The site is “chill,” he told me

Zeke does not have any active social-media accounts with his full name attached to them, but he is in many Discord servers pertaining to his interests, including art, writing, and science. He spends a lot of time there sharing interesting or funny photos of animals, and he met his longtime boyfriend while Discord-chatting under a pseudonym that is a play on Kermit the Frog. The servers that he likes best have 100 to 200 users, so the conversation is always lively, but it doesn’t get out of control or competitive. Sometimes people anonymously say disgusting things-the worst things he has ever read! (That well-established tendency has contributed to the collapse of anonymous social platforms in the past.) But mostly they just drop cool pictures and funny memes, https://kissbrides.com/fi/kuuma-arabi-naiset/ and discuss or riff on them. “There’s an understanding that, like, you’re not going to kick each other, you’re not going to judge each other,” he said. “You’re not here to represent your identity; you’re just here to chill.”

The surprising recent popularity of Discord suggests a nostalgia among members of Gen Z for IRC and forum cultures that existed mostly before they were born. The return to Tumblr reflects a longing for the more recent past-just before the age of the influencer. “I’ve been on Tumblr for about 11 years because I was 11 when I got it,” Maya, an aspiring artist and photographer, told me. She asked to go by her first name only, as she does on Instagram. On Tumblr, where she feels most comfortable, she goes by the username coldstonedreamery-a reference to an episode of This American Life that she heard long ago in her mom’s car. She remains anonymous partly for artistic reasons: Being an enigma is good for world building and creating a mystique around her work, she said.

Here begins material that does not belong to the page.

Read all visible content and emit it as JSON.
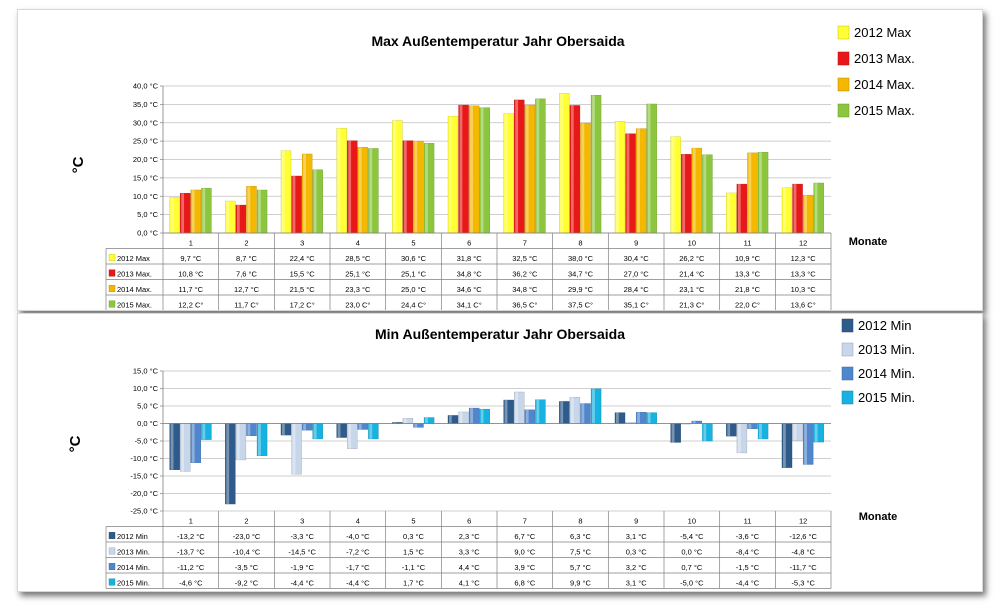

She wants to be known for her point of view, not for her face or even her personality. “I mean, there are embarrassing YouTube videos of me playing guitar when I was 12 under my real name,” she added.

He also observed that anonymous accounts, by foreclosing on the possibility of becoming a personal brand, come off to some viewers as more “authentic,” or as “a new source of genuineness” online because they aren’t selling anything or trying to become stars

Being an enigma can produce strange results: Teenage girls on Instagram sometimes borrow selfies of Maya that don’t have her face in them and present them as their own. “I probably get 20 anonymous messages and questions a day, and I feel fine answering them and exposing all these intimate details of my life,” she said. “The people asking the questions probably don’t know what I look like, probably don’t know where I am or how old I am. I feel safer. There’s like a cloak over me.”

Even on Instagram, classic influencer culture is falling out of style. Among the well-known, generally beautiful faces who go by their real names, there are now thousands of niche meme accounts run by anonymous proprietors. Members of this latter group sometimes reveal their true identities when it becomes financially appealing to do so-if they’re offered a book deal, for example, they have to reveal themselves to someone. If they land a profile in The New York Times’ Style section, then everyone is in on the secret. But many more of them just post away from behind a curtain. (The more niche the content gets, the less likely it is that financial incentives will be in play, and the more likely the anonymity will last.)

Most of the time, though, Maya sees her anonymity as being cozy

The 24-year-old meme-maker behind an Instagram account called makes pop-culture-inflected collages overlaid with parodies of online political discourse. (His profile picture is of the meme-literate musician Phoebe Bridgers.) He asked to remain anonymous for this story because he doesn’t want to limit future job opportunities and because being anonymous is part of his whole deal. The people who come across his feed can appreciate his work for its own sake, he told me, and they don’t care who he is. The internet’s prizing of authenticity has gone through the looking glass.